Do you have anything to contribute to the conversation/story beyond “we need to stop talking about other people’s sexuality”? Because that’s barely even connected to the majority of comments.
Cam
@drmiller
So let’s see, he gives an interview about his sexuality, to a magazine that publishes based on sexuality, but you’re here screaming that nobody should mention his sexuality.
You defenders of the closet are very confused, aren’t you?
alexpof
why people is so obsessed with other’s sexuality, if he tried to hide its ok we all did it at some point, public figures should stop explaining everything they dont owe any explanation to anyone,
Love321
this is a queerty website dedicated to talking about people’s sexuality and identity. You questioning why people are obsessed with talking about other’s sexuality on a queer website, is like you going on a NBA message forum questioning why people are talking about sports.
SkylarkDavid
Can everyone step back and lighten up a bit? How is it that our community has become so harsh with each other? I remember when the biggest challenge we faced was the fear of rejection by family, friends and society at large.
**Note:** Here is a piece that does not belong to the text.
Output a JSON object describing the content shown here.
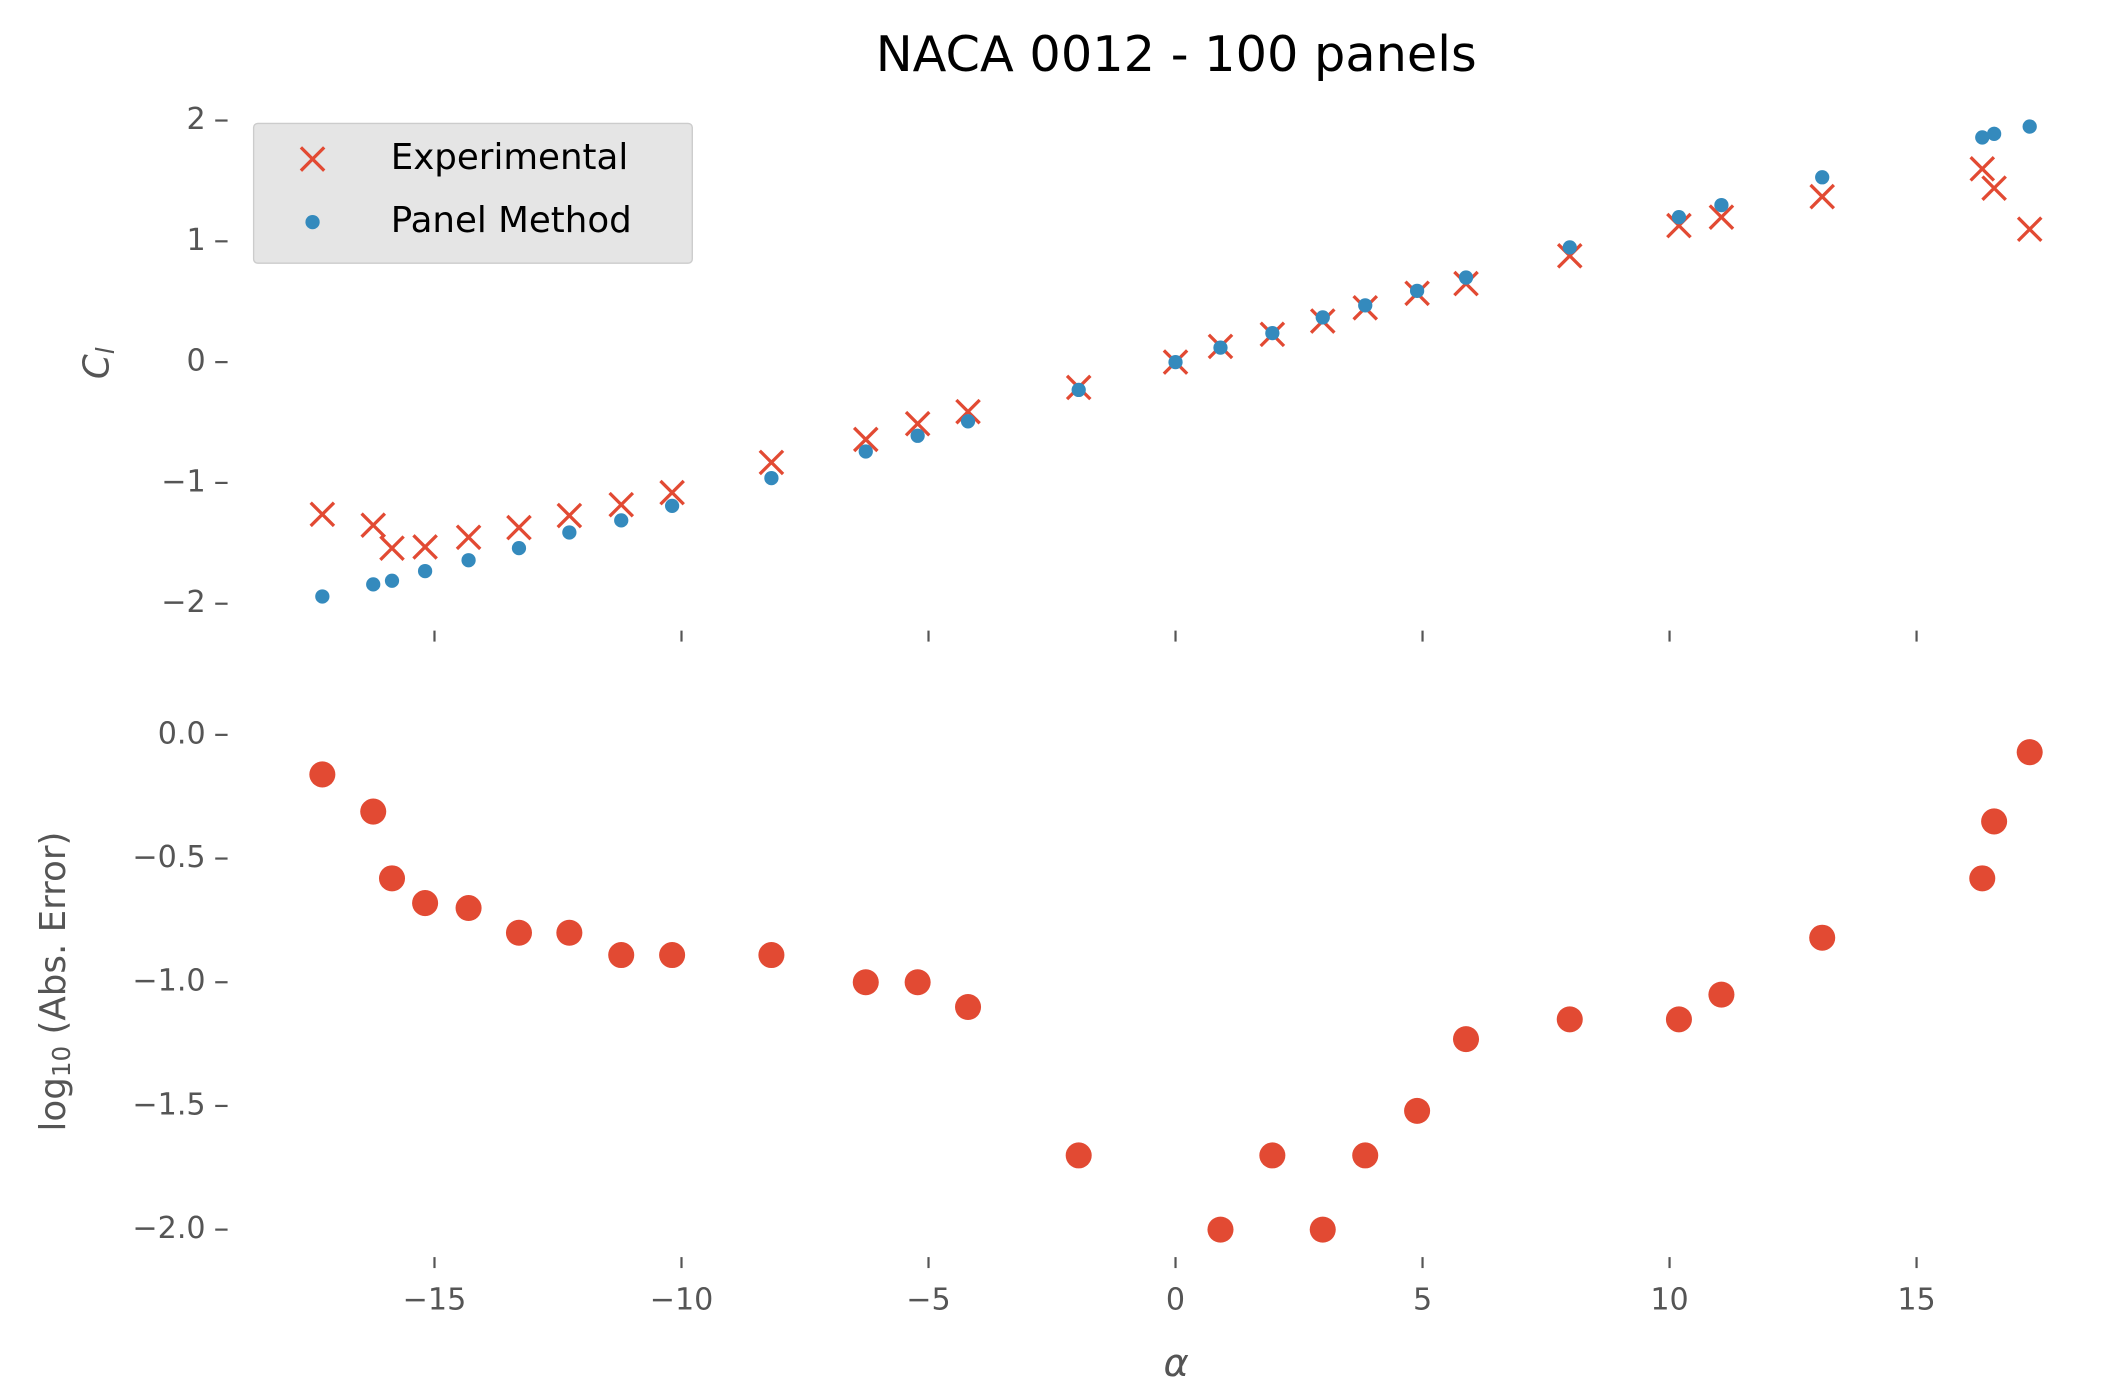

Now, it seems that sometimes the harshest rejections, criticisms and judgments about being gay come from others who are gay. For me, being gay allowed me the freedom to be any kind of man I wanted to be. It seems to me that Luke is doing just fine living on his own terms. Let’s be more kind, accepting and respectful of each other. If we can’t do that for our own community, how can we expect it from others?